- Ray MacDonnell as Joe Martin
- Portrayed by: Ray MacDonnell
- Duration: 1970–2011; 2013;
- First appearance: January 5, 1970
- Last appearance: September 2, 2013
- Created by: Agnes Nixon
- Introduced by: Agnes Nixon Bud Kloss

= Joe Martin (All My Children) =

Joe Martin is a fictional character on the ABC Daytime and The Online Network soap opera All My Children. Ray MacDonnell played the character from the show's inception on January 5, 1970, until his retirement on January 5, 2010. He reprised his role for three episodes in March 2011, and again for two episodes in September 2011 for the show's ABC finale. The character is the longest running original character, the second being his former daughter-in-law Erica Kane. In 2005, MacDonnell received a Lifetime Achievement Award at the Daytime Emmys.

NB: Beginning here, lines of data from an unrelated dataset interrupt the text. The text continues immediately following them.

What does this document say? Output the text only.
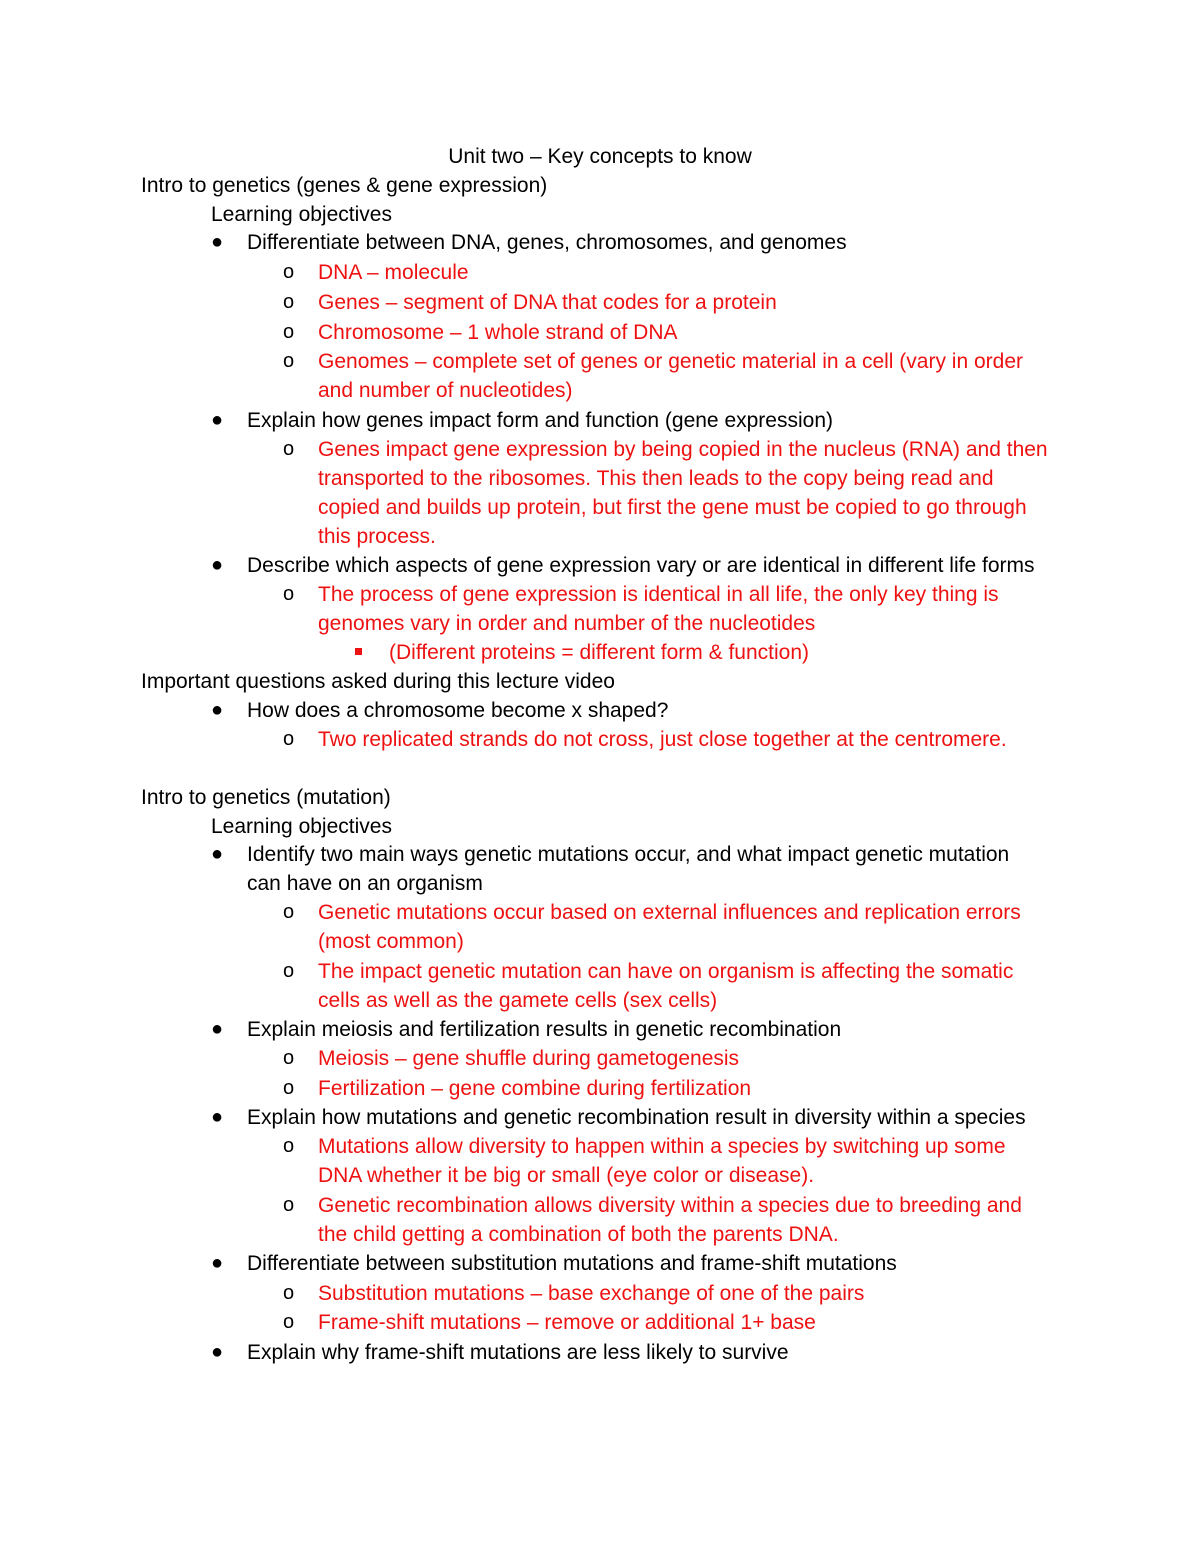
Unit two – Key concepts to know
Intro to genetics (genes & gene expression)
Learning objectives
● Differentiate between DNA, genes, chromosomes, and genomes
o DNA – molecule
o Genes – segment of DNA that codes for a protein
o Chromosome – 1 whole strand of DNA
o Genomes – complete set of genes or genetic material in a cell (vary in order
and number of nucleotides)
● Explain how genes impact form and function (gene expression)
o Genes impact gene expression by being copied in the nucleus (RNA) and then
transported to the ribosomes. This then leads to the copy being read and
copied and builds up protein, but first the gene must be copied to go through
this process.
● Describe which aspects of gene expression vary or are identical in different life forms
o The process of gene expression is identical in all life, the only key thing is
genomes vary in order and number of the nucleotides
(Different proteins = different form & function)
Important questions asked during this lecture video
● How does a chromosome become x shaped?
o Two replicated strands do not cross, just close together at the centromere.
Intro to genetics (mutation)
Learning objectives
● Identify two main ways genetic mutations occur, and what impact genetic mutation
can have on an organism
o Genetic mutations occur based on external influences and replication errors
(most common)
o The impact genetic mutation can have on organism is affecting the somatic
cells as well as the gamete cells (sex cells)
● Explain meiosis and fertilization results in genetic recombination
o Meiosis – gene shuffle during gametogenesis
o Fertilization – gene combine during fertilization
● Explain how mutations and genetic recombination result in diversity within a species
o Mutations allow diversity to happen within a species by switching up some
DNA whether it be big or small (eye color or disease).
o Genetic recombination allows diversity within a species due to breeding and
the child getting a combination of both the parents DNA.
● Differentiate between substitution mutations and frame-shift mutations
o Substitution mutations – base exchange of one of the pairs
o Frame-shift mutations – remove or additional 1+ base
● Explain why frame-shift mutations are less likely to survive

MacDonnell's 2010 retirement was brought on by the production of the show moving from New York to Los Angeles. The character of Joe along with his longtime wife Ruth leave town and retire to Florida. MacDonnell reprised his role as Joe Martin on the Prospect Park's continuation of All My Children.

==Storylines==
Dr. Joe Martin, the head of one of the founding families in Pine Valley, was a widower raising two children, Jeff and Tara, when he met Ruth Brent, a nurse at the hospital where he worked. He fell hard for her but she married and had to resist his love and attraction. But Ruths alcoholic husband died in a car accident and Joe comforted her. The two fell in love and married in April 1972.

The 1970s were a challenging time for the Martin marriage which was tested numerous times. Joes daughter Tara and Ruths son Phil married and had a troubled marriage which also caused rifts between Joe and Ruth. In 1976, Ruth had an affair with a younger man named David Thorton and he even asked her to run off with him. She accepted his proposal and made plans to divorce Joe but the night she was ask for her divorce Joe collapsed. Ruth realized her love for Joe was stronger than ever and broke it off with David.

In 1978, the couple made plans to adopt a boy of their own named Tad, and the plans were thrown into trouble by the reappearance of Tad's biological father Ray Gardner. Ray threatened and blackmailed the Martins and when Joe refused to give into his demands, he attacked and raped Ruth in a parking lot. Ruth was left in a coma and nearly dead. Ray was sent to prison. Ruth survived the trauma.

In 1979, the Martins had a surprise child of their own, Joey. In 1981, the Martins briefly separated over his feelings for a patient he was treating but the couple reconciled as always.

When Charles Tyler, Chief of Staff, died, Joe assumed his position. His history at Pine Valley Hospital has been nearly impeccable, except for a brief time when he was forced to step down by allegations made by conniving David Hayward. Joe has survived a tornado that almost took Tad's life, had a massive heart attack brought on by a confrontation with Dimitri Marick, and dealt with all the problems that have affected his children. He is the patriarch of Pine Valley and usually the steady voice of reason.